Marcher places flowers at Amsterdam's Auschwitz memorial

Marcher places flowers at Amsterdam’s Auschwitz memorial

The New York Times reports that the Dutch are constructing a memorial wall and Holocaust museum in Amsterdam’s old Jewish Quarter because memory is fading or inaccurate – despite the worldwide readership of The Diary of Anne Frank.  There is so much more to the story than one brilliant child writer’s account, despite her humanitarianism and universal appeal.

Historians have grappled endlessly with the question of how and why one of the most tolerant nations in the world allowed almost three-quarters of its Jewish population to be murdered.  It’s especially ironic since the Netherlands was a refuge for Jewish people since the Spanish Inquisition.

While the answers to “Why?” are many and complex, a primary one is that the Dutch believed it couldn’t happen there, even after the Nazi invasion.  The Jewish people had been assimilated for centuries, in professions from symphony conductors to medicine and art, shopkeeping, peddling, diamond cutting and trading.  The head of the Dutch Supreme Court was Jewish.  It was preposterous to think that people so integral to society at every level could be isolated and shipped off somewhere.  Much less murdered.  No matter what the Germans were doing in their own country, it couldn’t happen in the Netherlands.  Dutch people wouldn’t allow that.

Hiding was the best policy

Nor was it only the Dutch Gentiles who believed this. In doing the research for my historical novel, An Address in Amsterdam, I learned that many Jewish people themselves refused to believe that persecution would turn into isolation, much less deportation and mass murder. At each step – registration, identity cards, restricted travel and business, stars, even deportation – some people continued to rationalize the Nazis’ actions.  Others, like my fictional heroine, resisted.  Only one Jew in seven hid, which turned out to be the best way to survive the war other than pre-emptive escape.  Dutch Jewish citizens felt a misplaced confidence in their country and countrymen – much like the confidence many in the U.S. are feeling now, as we complacently believe that Donald Trump can’t win.  Instead, we hear more and more hate rhetoric aimed at Muslims, refugees, and undocumented workers and their families.  What can we do to provide them with the protection which the Dutch failed to give the Jewish part of their people?
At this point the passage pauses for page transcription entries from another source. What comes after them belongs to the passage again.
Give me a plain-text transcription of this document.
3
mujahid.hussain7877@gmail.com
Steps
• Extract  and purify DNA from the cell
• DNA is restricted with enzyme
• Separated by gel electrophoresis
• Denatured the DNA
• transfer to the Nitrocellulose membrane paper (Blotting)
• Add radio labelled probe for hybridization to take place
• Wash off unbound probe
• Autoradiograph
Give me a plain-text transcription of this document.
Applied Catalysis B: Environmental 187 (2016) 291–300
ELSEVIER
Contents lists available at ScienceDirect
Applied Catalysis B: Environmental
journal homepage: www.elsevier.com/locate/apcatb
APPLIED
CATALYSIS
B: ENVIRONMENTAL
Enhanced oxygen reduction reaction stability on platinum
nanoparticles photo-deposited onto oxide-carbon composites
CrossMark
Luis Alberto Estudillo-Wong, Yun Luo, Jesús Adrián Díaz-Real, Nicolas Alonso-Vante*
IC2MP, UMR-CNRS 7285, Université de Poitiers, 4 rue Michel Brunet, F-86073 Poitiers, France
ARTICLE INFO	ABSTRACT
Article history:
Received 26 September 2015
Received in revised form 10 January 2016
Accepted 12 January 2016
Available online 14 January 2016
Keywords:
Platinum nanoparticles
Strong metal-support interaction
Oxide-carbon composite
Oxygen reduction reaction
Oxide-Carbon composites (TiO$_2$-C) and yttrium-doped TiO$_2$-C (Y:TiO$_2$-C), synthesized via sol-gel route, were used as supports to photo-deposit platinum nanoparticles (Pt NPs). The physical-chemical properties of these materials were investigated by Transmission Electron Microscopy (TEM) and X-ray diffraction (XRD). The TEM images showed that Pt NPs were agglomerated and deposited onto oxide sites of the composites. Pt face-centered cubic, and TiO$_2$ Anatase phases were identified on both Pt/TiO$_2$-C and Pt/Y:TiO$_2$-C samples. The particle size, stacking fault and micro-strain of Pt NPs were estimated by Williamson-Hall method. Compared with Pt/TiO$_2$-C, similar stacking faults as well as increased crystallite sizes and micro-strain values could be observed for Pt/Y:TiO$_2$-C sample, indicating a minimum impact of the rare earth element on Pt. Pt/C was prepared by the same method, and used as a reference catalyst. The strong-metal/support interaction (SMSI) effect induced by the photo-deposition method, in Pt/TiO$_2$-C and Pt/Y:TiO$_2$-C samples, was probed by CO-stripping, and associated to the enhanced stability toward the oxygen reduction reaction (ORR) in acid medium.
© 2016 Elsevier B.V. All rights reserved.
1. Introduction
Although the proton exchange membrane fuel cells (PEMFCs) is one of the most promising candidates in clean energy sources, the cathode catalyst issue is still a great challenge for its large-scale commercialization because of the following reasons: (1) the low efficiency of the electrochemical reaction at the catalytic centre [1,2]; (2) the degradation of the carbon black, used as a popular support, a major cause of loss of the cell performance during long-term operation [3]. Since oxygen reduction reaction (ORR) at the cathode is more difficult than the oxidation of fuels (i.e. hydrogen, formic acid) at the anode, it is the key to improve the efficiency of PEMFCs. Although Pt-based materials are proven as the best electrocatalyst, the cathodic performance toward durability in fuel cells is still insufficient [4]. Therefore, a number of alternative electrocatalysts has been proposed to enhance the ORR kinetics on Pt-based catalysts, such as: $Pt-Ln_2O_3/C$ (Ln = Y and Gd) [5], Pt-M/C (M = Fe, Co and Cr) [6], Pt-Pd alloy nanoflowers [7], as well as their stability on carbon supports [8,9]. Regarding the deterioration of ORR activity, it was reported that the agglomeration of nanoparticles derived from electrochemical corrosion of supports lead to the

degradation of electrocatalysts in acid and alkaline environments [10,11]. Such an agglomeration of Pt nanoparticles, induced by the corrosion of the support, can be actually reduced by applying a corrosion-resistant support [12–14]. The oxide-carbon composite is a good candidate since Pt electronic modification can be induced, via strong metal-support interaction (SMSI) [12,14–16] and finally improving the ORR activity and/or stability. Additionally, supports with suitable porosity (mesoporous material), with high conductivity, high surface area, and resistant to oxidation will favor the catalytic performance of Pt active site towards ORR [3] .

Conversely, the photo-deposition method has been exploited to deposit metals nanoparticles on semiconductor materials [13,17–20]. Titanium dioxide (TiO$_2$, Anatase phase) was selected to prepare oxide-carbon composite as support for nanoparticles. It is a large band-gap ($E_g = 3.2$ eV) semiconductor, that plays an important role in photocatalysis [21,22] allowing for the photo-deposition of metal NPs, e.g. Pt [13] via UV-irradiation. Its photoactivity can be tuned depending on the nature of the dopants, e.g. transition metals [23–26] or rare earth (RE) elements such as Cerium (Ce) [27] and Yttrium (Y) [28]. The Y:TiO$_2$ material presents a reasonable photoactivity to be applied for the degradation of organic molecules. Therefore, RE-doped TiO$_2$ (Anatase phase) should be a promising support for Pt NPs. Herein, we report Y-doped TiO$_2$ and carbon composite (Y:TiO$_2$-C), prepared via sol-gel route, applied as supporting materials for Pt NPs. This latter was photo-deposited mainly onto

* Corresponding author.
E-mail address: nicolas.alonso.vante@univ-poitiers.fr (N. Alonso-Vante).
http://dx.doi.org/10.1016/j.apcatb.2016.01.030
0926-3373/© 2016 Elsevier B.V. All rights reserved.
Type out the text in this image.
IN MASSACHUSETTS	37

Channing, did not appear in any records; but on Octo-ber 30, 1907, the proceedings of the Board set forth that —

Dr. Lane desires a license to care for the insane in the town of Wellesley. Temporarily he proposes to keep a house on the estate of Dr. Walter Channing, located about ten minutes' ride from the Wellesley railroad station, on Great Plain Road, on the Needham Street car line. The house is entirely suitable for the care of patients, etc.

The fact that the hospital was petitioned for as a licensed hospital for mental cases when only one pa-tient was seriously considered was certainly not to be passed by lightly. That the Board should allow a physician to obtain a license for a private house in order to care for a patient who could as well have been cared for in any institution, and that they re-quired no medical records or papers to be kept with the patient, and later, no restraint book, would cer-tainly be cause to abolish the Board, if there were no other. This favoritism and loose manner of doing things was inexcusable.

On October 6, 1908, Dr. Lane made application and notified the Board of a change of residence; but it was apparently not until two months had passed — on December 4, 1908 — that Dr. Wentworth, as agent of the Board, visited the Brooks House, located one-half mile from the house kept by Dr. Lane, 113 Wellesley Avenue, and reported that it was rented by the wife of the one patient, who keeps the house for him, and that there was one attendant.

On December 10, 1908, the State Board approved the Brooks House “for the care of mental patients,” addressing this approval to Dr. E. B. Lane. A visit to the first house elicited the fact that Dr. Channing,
What are we refusing to believe in 2016? 

Donald Trump says we should bar members of one religion, Muslims, from entering our country, targeting them in a way that violates the core American value of religious freedom.  He wants to build a wall to keep out the citizens of a particular nation, again singling out a group of people rather than judging them as individuals.  This is directly contrary to the lessons of the Holocaust.

Fortunately, one of these is that resistance can have some effectiveness, even in the very worst situation – especially when it happens broadly and quickly as a unified action (as in Denmark).  We live in a democracy where we can work to ensure that Trump does not get into office.  Even if Hillary Clinton were a far less progressive candidate than she is, we should still work as hard as we can to elect her – persuading not only the lukewarm voters, but those who, like me, supported Bernie Sanders.  If we believe not just in him as an individual, but in what he stands for, we have no choice but to learn the lessons of history.  Let’s stand beside him and work for Hillary.